The National Hurricane Center designated an area of disturbed weather near the Yucatan Peninsula as Potential Tropical Cyclone One at 5 p.m.
Maximum sustained winds were estimated at 35 miles per hour, and the storm was moving north at 5 miles per hour. It is estimated to be 505 miles southwest of Fort Myers.
A potential tropical cyclone, or PTC, has no defined center of circulation, unlike a tropical storm or hurricane. The potential storm designation allows the NHC to issue advisories for systems that pose impacts to land.
As PTC One approaches South Florida, Tamarac officials prepare for the heavy rain, gusty winds, and possible flash flooding threats.
In an email directed to Mayor Michelle Gomez and the city commission, Information Technology Director Levent Sucuoglu discussed the forecast, preparations, and event cancelations ahead of Potential Tropical Cyclone One.
He mentioned that the city would cancel the planned Caribbean Family Fun Day on June 4. He discussed tentatively rescheduling the event to June 30.
City staff will lower canal levels before the storm system’s arrival and complete a full debris sweep throughout Tamarac through Friday. Staff will monitor debris and canal levels throughout the weekend.
The tropical system will approach Florida through Saturday and exit the peninsula by Saturday.
It is forecast to become Tropical Storm Alex and make landfall in Southwest or west-central Florida Saturday afternoon with winds up to 40 miles per hour.
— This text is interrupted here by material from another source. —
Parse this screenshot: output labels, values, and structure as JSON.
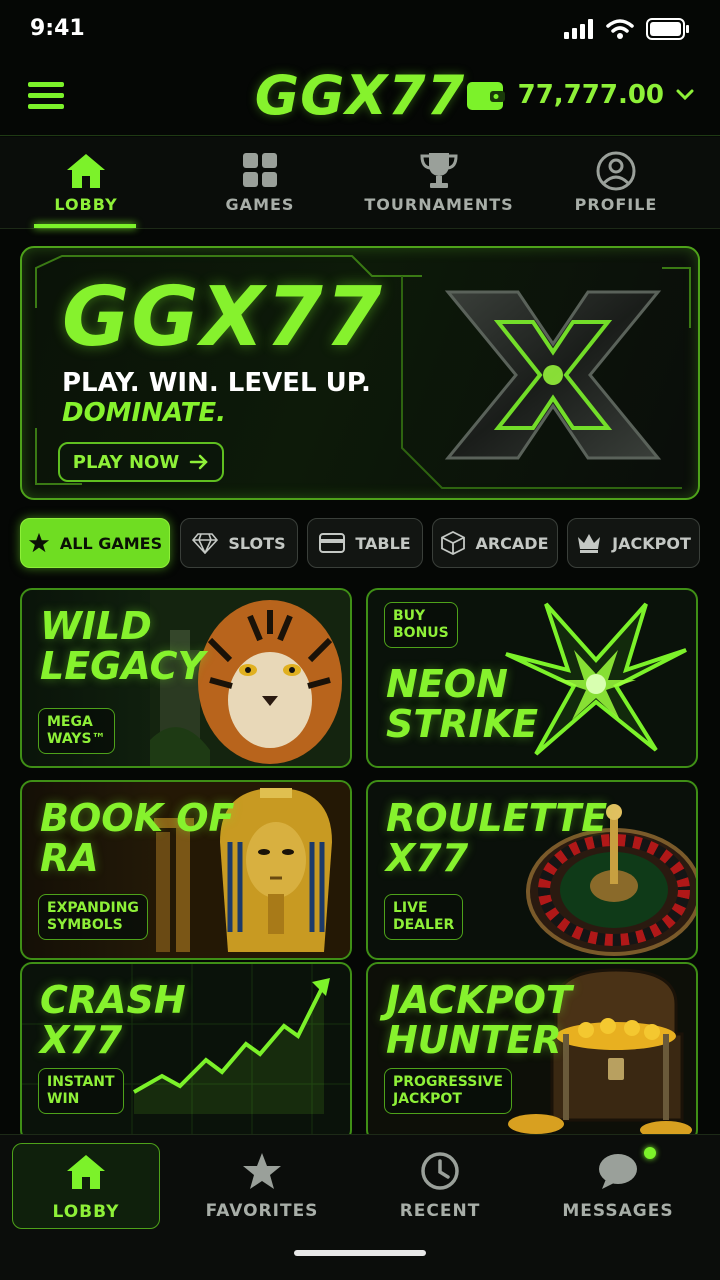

A Tropical Storm Watch is in effect for Broward County, meaning that tropical-storm-force winds are possible within the next 48 hours.
Rain chances will increase Friday morning and afternoon, and heavy rain bands will overspread South Florida during the evening hours.
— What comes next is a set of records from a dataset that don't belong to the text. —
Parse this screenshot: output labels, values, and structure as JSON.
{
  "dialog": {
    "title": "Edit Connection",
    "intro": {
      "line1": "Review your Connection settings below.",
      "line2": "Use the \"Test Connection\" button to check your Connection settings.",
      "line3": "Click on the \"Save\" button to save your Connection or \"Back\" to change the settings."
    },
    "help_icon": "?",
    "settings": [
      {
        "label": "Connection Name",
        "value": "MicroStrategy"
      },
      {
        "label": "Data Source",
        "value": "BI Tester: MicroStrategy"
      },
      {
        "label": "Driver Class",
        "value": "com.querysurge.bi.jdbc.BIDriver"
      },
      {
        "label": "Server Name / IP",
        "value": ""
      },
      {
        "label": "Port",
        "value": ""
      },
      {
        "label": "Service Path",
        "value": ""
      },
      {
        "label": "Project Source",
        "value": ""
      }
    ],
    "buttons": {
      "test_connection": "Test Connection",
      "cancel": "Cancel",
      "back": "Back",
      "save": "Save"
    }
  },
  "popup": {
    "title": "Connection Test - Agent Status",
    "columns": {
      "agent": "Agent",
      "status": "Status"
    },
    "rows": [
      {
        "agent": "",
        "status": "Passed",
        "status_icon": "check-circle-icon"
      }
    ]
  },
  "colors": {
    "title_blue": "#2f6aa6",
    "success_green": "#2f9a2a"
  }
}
The National Weather Service in Miami predicts anywhere between 4 and 8 inches of rain is possible in this time window. Some places could see up to 12 inches of rain through Saturday night.
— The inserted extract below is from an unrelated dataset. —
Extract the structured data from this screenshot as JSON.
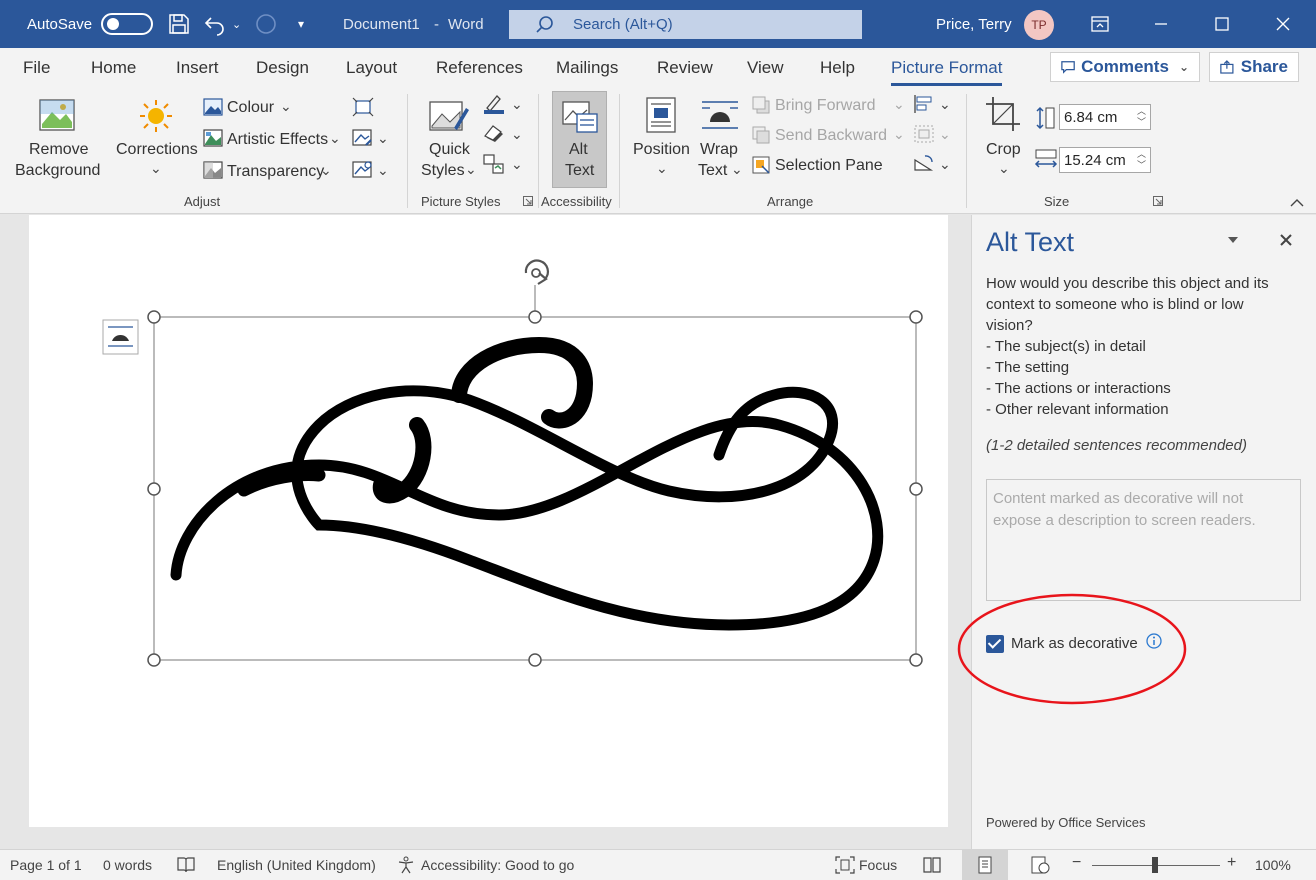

The chances for flooding are elevated considering that the ground is saturated from recent elevated rainfall. As a result, a Flood Watch is in effect for South Florida.
The rainfall forecast is subject to change depending on the storm’s final track over the state.
As with any landfalling tropical cyclone, there is a risk of tornadoes. The Storm Prediction Center has placed South Florida under a marginal risk, level one out five, of seeing isolated tornadoes late Friday and early Saturday.
The system is forecast to be lopsided, with most activity to the east of the center. This is because of strong wind shear and dry air in the Gulf of Mexico, which will prevent significant strengthening.
The storm will clear the area by early Sunday when the typical pattern of scattered afternoon thunderstorms will resume.